Talvez o dispositivo mais interessante de análise em circunstâncias como essas que aqui estão sendo descritas (sistemas não planejados), são os saltos de inferência das coisas conhecidas para as desconhecidas, a partir de hipóteses estabelecidas pelo analista (THOMAS, 2001, p.125). Os saltos de inferência podem ser ferramentas poderosas e de simples aplicação, principalmente em situações de inércia, em que o analista não dispõe da experiência necessária para continuar o trabalho. A partir da reflexão sobre os dados de que dispõe sobre a área desconhecida do universo (vide figura 2.11.4.a) a ser analisada, o analista passa a especular e testar hipóteses, investigando exatamente do modo como faria a partir de outra teoria qualquer, com a diferença, no caso do viés da complementaridade do presente trabalho, de que ele não terá que encontrar os vínculos de relação ativos que causam o sistema, por saber que o sistema pode ter surgido de si mesmo, desde que as condições ambientais lhe tenham sido favoráveis (seja porque algo surgiu e que passou a operar como fonte de energia ou porque algo desapareceu e deixou de lhe oprimir as endo-causas).

Figura 2.11.4.a — Estabelecimento de hipóteses e saltos de inferência Fonte: dados primários (2006)

A perspectiva é a da possibilidade de que os testes de hipóteses (apresentado na figura 1.2.b) poderão apoiar, sobretudo o aprendiz, nos seus “saltos de inferência”. Considerando-se a plausibilidade dos argumentos da presente tese, de que os fenômenos podem não ter uma relação causal que os ligue, mas serem complementares entre si, a complementaridade poderia ser obtida pelo estabelecimento de hipóteses de como os fenômenos se relacionam. Nesse caso, o aprendiz poderia exercitar o hábito de criar os mencionados “artifícios semânticos”, a partir da execução dos saltos de inferência. Da aplicação do modelo da figura 1.2.b (naturalmente, nessa figura onde consta “o sintoma de um problema é percebido” adote-se, para essa nova forma de ver a realidade, “um sistema é percebido”), também se pode obter a formalização de outro aspecto dos saltos de inferência: que o analista faça suficientes iterações até que consiga uma explicação razoável (tanto pela complementaridade quanto pela causalidade, se julgar que isso pode lhe ajudar) para o surgimento do sistema.

2.11.5 Finalizando

Espera-se, assim, que ao final desse capítulo tenha ficado claro que o princípio da causalidade não é suficiente para se descreverem os processos que levam ao surgimento e à mudança nos sistemas psico-sociais.

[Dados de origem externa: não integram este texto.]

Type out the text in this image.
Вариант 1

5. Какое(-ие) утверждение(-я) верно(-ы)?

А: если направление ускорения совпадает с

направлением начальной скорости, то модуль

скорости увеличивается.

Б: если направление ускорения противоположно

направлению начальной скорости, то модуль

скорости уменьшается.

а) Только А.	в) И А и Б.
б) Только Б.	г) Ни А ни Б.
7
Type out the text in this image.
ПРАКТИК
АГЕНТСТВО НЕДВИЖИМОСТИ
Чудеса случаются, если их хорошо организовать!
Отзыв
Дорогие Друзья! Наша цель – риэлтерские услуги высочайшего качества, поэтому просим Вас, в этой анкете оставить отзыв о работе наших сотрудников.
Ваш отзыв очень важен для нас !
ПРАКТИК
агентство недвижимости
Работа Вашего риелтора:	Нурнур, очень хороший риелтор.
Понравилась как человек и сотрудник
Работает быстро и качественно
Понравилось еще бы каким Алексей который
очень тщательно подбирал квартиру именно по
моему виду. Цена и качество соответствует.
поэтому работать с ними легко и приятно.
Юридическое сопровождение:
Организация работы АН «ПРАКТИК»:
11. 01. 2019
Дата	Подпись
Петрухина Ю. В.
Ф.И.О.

Dessa forma, inspirado nas idéias de que (i) um sistema pode surgir pelo desaparecimento de outro, sendo-lhe, portanto, contrário e complementar, possivelmente caracterizando aquilo que Hamel (2001, p.117) chamou de “mudança abrupta e descontínua” e (ii) de que as relações entre os sistemas psico-sociais só se estabelecem efetivamente na mente do analista, é que serão analisados alguns casos desenvolvidos por alunos do CCT-UDESC, buscando-se indícios de que a realidade pode realmente se comportar de acordo com os argumentos desse capítulo, sendo esses argumentos, portanto, plausíveis. Na seqüência, é apresentada a metodologia utilizada para se chegar aos resultados dessa pesquisa.